Мишку Китайца посадили за парту позади меня. Мы тогда учились в четвертом классе. Понятно, все мы первое время приглядывались к новичку, хотя Мишка и не чувствовал себя у нас новичком. Оказывается, он сменил уже два детдома. Из одного сам убежал, другой расформировали. Ростом он был выше всех мальчишек в классе, голова круглая с темно-русыми волосами, голубые глаза — узкие; когда смеялся, они превращались в щелки, отчего вскоре и получил прозвище «Китаец». Прозвища всем придумывал я, и надо сказать, они как-то быстро прилипали. У меня же прозвища тогда не было. Звали Андрюхой — и все. Тогда я уже мог постоять за себя.

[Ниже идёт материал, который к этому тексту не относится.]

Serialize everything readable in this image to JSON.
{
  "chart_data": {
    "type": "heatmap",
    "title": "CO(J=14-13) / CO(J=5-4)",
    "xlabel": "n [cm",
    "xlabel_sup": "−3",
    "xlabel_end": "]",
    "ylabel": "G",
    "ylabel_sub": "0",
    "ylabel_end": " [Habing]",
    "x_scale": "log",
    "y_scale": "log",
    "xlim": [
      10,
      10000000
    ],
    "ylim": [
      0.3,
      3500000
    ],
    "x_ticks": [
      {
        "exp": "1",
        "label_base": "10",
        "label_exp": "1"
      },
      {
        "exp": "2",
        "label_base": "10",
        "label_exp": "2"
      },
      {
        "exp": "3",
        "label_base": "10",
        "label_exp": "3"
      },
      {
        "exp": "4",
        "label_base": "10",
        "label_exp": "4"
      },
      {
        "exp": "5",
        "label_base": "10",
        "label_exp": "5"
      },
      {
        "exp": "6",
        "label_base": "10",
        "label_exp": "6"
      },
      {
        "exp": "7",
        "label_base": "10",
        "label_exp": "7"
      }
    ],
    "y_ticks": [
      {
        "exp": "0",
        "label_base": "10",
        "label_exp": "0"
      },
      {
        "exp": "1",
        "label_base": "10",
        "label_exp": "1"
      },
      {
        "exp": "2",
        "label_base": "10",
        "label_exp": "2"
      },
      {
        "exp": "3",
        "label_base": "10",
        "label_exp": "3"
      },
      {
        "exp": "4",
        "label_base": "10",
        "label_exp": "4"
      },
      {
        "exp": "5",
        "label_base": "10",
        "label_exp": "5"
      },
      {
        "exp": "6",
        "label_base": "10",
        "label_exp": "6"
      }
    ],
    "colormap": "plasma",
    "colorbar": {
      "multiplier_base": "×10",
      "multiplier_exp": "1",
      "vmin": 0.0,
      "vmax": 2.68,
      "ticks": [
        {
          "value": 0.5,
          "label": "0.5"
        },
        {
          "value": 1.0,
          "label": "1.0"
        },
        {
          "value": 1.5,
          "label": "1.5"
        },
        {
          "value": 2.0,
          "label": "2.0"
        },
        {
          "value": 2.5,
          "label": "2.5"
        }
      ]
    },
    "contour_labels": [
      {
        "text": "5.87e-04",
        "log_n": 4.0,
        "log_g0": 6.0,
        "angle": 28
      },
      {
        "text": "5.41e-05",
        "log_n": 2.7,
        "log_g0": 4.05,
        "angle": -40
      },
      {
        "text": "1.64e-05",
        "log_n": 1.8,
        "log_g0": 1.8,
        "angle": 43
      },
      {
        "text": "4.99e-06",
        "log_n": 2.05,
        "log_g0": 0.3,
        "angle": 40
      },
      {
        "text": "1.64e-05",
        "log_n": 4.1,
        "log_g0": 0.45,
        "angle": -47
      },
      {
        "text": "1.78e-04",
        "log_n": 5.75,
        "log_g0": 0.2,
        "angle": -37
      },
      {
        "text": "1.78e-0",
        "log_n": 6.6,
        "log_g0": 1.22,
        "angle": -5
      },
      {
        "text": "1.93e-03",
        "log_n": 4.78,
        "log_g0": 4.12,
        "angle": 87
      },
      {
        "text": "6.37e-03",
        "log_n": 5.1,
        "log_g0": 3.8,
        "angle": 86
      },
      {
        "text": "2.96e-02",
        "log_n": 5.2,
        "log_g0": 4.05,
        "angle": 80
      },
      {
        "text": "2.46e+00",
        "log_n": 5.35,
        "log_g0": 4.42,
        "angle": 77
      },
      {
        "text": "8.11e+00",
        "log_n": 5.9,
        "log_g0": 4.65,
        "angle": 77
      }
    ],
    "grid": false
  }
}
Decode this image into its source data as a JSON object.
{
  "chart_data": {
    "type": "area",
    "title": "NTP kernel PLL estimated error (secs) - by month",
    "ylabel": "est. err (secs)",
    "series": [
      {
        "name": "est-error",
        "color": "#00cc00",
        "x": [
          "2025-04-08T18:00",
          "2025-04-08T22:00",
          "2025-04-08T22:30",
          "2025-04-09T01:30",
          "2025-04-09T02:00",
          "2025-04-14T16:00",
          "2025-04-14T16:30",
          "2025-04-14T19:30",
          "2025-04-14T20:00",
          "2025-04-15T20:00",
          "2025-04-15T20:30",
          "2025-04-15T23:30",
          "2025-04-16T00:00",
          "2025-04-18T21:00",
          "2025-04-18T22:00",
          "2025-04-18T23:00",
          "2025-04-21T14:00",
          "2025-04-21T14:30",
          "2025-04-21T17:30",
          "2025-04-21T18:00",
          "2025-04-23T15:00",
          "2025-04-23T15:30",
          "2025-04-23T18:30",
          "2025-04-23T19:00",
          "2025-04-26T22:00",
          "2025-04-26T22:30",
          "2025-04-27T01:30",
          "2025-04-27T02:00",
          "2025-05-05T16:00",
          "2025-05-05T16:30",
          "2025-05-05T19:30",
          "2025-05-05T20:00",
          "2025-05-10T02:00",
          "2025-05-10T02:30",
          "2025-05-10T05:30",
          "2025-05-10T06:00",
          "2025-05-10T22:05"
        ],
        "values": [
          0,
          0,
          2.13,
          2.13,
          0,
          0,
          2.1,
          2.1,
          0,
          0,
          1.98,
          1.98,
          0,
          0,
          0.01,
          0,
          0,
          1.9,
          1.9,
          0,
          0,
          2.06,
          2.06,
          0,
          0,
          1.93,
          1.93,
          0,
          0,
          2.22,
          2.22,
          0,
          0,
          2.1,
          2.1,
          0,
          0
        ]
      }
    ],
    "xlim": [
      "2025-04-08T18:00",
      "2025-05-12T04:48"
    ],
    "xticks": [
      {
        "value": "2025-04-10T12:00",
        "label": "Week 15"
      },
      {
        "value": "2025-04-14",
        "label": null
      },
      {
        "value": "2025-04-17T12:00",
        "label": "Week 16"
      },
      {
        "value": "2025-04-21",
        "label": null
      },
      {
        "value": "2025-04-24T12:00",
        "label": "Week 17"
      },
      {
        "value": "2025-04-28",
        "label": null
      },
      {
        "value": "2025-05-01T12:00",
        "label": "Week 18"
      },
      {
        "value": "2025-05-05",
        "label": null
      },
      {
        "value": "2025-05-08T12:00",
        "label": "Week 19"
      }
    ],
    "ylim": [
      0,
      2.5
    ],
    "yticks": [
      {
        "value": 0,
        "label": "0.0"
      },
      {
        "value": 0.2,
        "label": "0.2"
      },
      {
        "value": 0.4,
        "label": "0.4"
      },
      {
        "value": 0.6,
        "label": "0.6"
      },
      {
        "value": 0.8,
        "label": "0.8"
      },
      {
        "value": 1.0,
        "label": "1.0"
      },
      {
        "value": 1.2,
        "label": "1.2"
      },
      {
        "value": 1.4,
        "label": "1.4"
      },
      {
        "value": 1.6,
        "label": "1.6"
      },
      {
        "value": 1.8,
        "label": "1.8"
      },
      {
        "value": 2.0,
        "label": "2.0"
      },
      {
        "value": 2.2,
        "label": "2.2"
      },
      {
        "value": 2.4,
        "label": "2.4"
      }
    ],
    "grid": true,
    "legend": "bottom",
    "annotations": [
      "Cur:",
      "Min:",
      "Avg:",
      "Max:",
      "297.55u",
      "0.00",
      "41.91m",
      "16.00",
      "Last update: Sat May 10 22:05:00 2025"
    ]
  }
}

Мишка Китаец поначалу показался мне этаким добродушным увальнем. Он знал множество разных историй и охотно их рассказывал, первым громко смеялся и заражал своим жизнерадостным смехом других. Щеки у него были всегда розовыми, толстые губы влажными (Мишка то и дело их облизывал), в нижнем ряду зубов — щербинка. Плевался он мастерски, дальше всех. На правой щеке, чуть ниже широкого носа, белело пятно, похожее на лишай.

Новичок так обо всем рассказывал, что было невозможно отличить правду от вымысла. Он утверждал, что отец его — знаменитый артист Петр Алейников, а мать — скрипачка. Мать умерла от дизентерии, когда ему было два года, а отец еще до появления его, Мишки, на свет ушел от них... В другой раз говорил, что родители его — бандиты. Когда шайку накрыли «менты», их расстреляли, а его взяли в детдом...

— А как же Петр Алейников? — спрашивал я. Мне очень нравился этот артист с обаятельной улыбкой. Особенно в фильме, где он играл летчика...

— Мне сказали, что я похож на него, — ухмылялся Мишка Китаец. — У меня такая же улыбка... — И растягивал свой толстогубый рот, показывая выпирающие вперед большие зубы со щербинкой.

— На китайца ты похож, — осенило меня. — На Ходю.

Мишка тогда ничего не сказал, но, видно, злобу на меня затаил. С моей легкой руки скоро все ребята стали звать его Мишка Китаец. Он тоже придумал мне несколько прозвищ, но они так и не привились!

Первая серьезная стычка у нас произошла на подсобном участке, где мы выкапывали картошку. Воспитательница меня назначила старшим и отвела кусок поля, который мы должны были до вечера убрать. Накрапывал мелкий дождь, дымчатые облака почти задевали за вершины деревьев, возвышавшихся за полем у шоссе «Ленинград — Москва». Я уже знал тогда, что по этому шоссе до революции проехал на перекладных Радищев, написавший потом книгу «Путешествие из Петербурга в Москву».

Вооружившись изогнутыми трезубцами на деревянных ручках, мы их называли «цапками», мальчишки и девчонки выкапывали из жирной черной земли корявые клубни. То и дело слышались дробные удары картошки о дно ведер. Мишка, с полчаса поковырявшись, оставил свое до половины наполненное ведро в борозде и ушел под навес старого сарая. Вскоре оттуда потянулся в серое небо тоненький голубой дымок. Я несколько раз окликнул Мишку, но он не соизволил даже ответить.